また、この地域では過去にも同様の事故が発生しており、要注意か所だったのだ。
対策と課題は?
ドライバーの安全対策として、速度を落として自分の車の存在を周りに知らせる。車のヘッドライト、ハザードランプ、車によってはフォグランプなどすべてを使って、周りに対して自分の存在を知らせる。安全な場所があれば路肩に停めること。
冬の期間は、燃料を早めに満タンにし、スコップや牽引ロープ、防寒着や毛布、食料を積んでおくことも事前の備えとして必要である。なお、暴風雪に関する気象警報などが発表されたときは、外出しないことが身の安全を守る最善の対策であることはいうまでもない。
避難できる場所がない場合には携帯電話などの通信機器のGPSをオンにし、110番することで自車の位置を伝達。一酸化炭素中毒を防ぐため、換気やマフラー周辺の除雪をしながら救助を待つことが肝心である。
ドライバーのみならず、わたし達国民にとっても「ホワイトアウト」の影響は少なくない。これまで大雪に関係する事例では、交通網が遮断され、トラックが立ち往生する光景がみられた。
また、水気を多く含んだ雪質が積もったことで、簡易型のテント倉庫が崩壊するという被害も相次いだ。食品輸送の現場では、大雪で立ち行かない状況の中で配送を迫る荷主への非難の声もある。
店舗での除雪用品不足や生鮮品が店から消える事態は市民生活に深刻な影響を及ぼしている。またそれが回復するのにもロジスティクスが回復しないとならない。即効性があるものではない。

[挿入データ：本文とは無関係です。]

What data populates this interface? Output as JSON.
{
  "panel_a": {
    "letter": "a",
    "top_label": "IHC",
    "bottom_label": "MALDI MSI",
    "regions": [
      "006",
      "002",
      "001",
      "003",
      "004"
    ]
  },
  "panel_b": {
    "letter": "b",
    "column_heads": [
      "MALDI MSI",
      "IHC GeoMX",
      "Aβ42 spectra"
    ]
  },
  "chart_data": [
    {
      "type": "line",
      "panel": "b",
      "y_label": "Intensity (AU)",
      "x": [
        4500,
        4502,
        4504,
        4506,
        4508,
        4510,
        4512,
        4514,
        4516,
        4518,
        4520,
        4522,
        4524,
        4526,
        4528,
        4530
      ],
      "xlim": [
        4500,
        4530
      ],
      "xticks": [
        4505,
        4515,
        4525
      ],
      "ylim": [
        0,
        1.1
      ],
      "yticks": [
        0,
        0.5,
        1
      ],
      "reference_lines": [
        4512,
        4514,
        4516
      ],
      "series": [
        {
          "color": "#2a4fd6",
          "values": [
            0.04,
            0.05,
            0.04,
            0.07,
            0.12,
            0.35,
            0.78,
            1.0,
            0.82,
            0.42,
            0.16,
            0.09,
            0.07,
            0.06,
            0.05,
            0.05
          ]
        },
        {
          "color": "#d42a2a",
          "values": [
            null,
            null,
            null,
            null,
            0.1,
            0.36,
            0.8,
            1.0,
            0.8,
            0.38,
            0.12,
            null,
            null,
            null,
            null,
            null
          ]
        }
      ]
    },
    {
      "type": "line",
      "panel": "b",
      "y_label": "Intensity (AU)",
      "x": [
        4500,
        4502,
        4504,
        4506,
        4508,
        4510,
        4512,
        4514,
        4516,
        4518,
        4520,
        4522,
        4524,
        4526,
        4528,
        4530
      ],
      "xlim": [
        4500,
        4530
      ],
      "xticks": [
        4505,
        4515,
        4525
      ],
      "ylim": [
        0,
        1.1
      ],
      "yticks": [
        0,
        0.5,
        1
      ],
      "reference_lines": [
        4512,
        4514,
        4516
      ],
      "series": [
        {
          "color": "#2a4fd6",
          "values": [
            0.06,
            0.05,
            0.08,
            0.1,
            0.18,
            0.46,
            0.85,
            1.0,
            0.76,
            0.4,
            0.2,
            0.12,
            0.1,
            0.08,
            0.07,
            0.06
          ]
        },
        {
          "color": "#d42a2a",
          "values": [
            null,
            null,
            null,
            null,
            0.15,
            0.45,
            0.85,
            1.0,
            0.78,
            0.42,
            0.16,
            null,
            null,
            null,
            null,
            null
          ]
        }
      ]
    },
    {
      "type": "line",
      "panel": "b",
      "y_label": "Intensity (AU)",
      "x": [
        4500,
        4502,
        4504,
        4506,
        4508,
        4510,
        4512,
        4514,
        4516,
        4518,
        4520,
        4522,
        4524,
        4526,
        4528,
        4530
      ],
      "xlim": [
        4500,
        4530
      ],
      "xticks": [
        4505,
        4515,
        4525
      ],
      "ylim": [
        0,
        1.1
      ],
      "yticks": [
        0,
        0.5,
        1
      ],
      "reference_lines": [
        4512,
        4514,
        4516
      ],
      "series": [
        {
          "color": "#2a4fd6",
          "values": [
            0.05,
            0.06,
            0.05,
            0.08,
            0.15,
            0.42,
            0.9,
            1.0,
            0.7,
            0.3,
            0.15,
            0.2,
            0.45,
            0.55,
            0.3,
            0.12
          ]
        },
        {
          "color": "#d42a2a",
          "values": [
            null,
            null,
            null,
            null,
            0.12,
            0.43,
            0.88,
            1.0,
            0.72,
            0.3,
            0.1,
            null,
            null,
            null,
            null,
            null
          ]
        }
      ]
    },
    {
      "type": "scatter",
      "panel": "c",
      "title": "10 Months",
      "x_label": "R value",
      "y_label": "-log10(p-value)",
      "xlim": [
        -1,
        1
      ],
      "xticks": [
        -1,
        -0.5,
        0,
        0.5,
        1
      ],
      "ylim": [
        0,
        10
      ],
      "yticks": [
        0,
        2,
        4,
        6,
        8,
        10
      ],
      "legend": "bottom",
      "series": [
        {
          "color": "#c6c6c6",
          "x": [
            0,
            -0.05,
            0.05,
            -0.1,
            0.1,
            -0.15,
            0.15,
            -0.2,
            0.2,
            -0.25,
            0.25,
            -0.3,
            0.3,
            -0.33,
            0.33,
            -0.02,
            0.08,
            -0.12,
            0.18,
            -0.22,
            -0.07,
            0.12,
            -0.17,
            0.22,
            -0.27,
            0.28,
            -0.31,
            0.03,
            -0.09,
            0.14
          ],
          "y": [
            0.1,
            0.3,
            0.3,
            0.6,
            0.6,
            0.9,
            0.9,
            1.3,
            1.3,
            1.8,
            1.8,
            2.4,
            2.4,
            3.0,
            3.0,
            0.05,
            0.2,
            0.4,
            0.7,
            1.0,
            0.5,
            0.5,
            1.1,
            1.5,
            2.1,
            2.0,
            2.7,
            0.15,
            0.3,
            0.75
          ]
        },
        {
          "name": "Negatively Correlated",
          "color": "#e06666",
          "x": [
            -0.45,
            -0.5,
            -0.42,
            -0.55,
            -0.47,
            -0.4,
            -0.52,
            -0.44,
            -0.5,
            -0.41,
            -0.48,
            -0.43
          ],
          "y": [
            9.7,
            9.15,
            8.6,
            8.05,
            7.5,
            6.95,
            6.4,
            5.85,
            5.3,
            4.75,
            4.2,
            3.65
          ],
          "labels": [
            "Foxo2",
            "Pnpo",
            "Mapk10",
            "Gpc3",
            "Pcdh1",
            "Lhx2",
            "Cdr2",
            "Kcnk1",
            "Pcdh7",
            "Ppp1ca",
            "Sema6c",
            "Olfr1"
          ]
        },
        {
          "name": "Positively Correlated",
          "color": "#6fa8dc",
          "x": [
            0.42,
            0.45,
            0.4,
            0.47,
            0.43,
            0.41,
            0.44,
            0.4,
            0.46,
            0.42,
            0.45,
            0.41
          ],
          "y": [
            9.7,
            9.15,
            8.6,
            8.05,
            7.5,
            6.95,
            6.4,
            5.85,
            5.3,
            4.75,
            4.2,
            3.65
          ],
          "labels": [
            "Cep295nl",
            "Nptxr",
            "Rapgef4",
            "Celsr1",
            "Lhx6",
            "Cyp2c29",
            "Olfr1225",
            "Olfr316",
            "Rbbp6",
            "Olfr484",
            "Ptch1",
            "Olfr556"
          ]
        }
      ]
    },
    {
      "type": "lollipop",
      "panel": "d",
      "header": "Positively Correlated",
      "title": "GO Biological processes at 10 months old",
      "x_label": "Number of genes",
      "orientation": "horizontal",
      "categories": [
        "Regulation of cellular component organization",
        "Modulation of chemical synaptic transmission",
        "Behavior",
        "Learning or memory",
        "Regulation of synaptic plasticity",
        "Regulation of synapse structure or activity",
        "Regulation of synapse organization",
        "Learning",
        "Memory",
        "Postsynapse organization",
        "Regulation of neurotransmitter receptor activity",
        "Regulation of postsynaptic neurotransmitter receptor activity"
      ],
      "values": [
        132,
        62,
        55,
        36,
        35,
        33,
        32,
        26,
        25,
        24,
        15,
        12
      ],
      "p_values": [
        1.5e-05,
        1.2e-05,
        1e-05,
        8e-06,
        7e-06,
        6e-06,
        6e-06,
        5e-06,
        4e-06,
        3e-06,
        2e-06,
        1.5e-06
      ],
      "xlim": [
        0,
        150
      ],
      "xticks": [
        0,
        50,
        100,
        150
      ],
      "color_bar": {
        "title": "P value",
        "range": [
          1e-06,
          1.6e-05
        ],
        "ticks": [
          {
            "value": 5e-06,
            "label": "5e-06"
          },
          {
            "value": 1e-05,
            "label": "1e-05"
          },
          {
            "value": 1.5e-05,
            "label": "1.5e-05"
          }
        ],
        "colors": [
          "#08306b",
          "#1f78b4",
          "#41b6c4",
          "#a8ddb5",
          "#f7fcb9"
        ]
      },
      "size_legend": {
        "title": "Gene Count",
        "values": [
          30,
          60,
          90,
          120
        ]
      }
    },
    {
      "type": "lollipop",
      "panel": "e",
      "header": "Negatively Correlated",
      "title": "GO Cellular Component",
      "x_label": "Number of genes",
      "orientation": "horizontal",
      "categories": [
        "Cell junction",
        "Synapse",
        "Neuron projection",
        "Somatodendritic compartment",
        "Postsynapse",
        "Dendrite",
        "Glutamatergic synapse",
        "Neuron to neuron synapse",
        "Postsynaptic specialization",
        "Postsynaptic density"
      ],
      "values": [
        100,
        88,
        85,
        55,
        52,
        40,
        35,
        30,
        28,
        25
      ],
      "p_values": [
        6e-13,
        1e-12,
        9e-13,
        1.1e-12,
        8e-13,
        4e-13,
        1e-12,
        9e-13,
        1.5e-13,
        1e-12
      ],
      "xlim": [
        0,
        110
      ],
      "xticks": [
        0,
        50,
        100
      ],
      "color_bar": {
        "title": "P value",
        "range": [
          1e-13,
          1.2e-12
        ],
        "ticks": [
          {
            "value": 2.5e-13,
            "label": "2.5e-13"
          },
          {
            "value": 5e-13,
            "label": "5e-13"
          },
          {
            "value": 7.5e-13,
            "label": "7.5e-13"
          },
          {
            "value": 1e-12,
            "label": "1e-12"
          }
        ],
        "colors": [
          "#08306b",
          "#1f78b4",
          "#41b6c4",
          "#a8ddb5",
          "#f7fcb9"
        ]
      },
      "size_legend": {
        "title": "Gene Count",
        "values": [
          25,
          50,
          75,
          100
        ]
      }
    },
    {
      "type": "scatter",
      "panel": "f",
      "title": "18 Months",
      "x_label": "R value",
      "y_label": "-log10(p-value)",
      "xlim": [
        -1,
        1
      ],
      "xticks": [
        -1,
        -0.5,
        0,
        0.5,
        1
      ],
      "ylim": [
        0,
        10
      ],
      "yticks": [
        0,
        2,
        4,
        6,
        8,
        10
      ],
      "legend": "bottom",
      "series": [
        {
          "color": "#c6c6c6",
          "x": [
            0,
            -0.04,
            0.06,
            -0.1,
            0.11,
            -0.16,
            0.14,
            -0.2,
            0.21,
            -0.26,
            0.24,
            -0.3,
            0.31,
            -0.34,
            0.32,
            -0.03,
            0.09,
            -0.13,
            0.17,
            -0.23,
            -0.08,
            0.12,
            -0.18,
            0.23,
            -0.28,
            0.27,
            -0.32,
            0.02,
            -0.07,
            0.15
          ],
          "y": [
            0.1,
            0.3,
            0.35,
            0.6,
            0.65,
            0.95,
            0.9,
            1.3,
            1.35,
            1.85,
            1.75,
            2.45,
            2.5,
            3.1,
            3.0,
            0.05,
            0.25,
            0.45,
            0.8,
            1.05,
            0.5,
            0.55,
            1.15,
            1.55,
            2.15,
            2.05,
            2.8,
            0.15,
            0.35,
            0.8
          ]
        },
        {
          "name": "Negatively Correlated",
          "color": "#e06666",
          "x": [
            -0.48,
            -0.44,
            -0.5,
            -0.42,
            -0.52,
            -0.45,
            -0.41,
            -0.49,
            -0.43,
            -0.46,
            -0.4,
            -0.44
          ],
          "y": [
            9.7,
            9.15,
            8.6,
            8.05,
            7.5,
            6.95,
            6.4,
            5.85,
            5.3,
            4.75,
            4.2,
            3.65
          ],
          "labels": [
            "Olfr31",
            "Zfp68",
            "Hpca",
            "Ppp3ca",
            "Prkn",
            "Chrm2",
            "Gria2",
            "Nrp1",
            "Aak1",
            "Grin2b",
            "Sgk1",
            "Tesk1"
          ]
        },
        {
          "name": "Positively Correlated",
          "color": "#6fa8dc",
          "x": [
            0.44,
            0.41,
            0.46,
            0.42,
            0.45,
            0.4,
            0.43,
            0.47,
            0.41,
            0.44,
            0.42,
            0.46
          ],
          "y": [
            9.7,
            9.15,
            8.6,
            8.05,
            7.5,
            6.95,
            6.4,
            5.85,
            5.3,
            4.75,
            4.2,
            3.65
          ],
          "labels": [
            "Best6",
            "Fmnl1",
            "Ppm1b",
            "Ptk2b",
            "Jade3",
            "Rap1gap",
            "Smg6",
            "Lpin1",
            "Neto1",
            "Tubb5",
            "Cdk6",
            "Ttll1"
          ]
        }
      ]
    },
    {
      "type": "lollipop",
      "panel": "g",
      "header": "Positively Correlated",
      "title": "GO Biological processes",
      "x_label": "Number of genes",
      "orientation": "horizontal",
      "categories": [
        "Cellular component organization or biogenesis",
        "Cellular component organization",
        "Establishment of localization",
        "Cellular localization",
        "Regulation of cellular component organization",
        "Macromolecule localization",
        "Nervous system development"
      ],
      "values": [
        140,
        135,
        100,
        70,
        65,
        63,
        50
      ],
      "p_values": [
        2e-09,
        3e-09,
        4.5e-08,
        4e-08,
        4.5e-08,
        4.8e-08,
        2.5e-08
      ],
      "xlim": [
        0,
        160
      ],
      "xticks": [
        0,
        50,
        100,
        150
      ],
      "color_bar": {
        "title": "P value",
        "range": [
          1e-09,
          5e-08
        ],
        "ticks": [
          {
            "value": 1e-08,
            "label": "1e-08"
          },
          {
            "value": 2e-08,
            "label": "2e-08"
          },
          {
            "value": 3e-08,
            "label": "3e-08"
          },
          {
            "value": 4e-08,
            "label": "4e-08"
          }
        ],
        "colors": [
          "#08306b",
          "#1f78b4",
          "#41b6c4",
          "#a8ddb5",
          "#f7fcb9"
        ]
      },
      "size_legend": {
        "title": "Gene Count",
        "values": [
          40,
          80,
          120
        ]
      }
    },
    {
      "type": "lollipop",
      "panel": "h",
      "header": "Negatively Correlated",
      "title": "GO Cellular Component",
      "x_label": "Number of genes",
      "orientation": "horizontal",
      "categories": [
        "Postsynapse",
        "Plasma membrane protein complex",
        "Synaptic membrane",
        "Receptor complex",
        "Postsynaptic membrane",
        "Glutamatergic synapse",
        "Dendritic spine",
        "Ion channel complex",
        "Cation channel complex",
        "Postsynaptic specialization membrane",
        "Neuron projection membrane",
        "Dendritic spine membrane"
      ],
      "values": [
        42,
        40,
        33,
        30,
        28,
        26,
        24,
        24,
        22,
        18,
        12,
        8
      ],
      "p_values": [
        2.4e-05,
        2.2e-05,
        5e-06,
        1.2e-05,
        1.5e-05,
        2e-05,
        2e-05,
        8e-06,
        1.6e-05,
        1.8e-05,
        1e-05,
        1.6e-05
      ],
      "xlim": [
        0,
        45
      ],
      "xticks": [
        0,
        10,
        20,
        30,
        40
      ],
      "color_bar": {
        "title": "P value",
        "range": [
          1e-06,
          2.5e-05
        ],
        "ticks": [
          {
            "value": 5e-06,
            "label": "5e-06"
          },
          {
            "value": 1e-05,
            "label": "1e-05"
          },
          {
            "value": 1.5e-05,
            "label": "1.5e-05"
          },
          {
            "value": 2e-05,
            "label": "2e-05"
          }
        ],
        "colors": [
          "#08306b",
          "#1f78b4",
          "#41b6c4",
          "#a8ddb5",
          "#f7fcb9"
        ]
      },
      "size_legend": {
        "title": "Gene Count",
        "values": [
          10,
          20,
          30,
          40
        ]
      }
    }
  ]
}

今年は雪によって首都圏や北陸のサプライチェーンが打撃を受けており、製造・物流・小売事業者にとって大雪への対策が重要だ。
積雪などの気象情報や車両の走行軌跡、通行可能な経路、遅延リスクなどを集約し、一元的に管理する新たな「物流リスクマネジメントシステム」の構築が望まれる。
雨雪判別や路面温度予測の技術を用いて道路ごとに通行止めリスクを予測するノウハウや、システム確立と、積雪状況を面的に把握する独自の積雪解析技術を組み合わせることで、豪雪時でもサプライチェーンを止めない気象・物流情報の提供も必要となっている。
とくに「ホワイトアウト」対策としては積雪量を感知するだけでなく、風の強さも把握し、ドライバーなどに伝達する必要がある。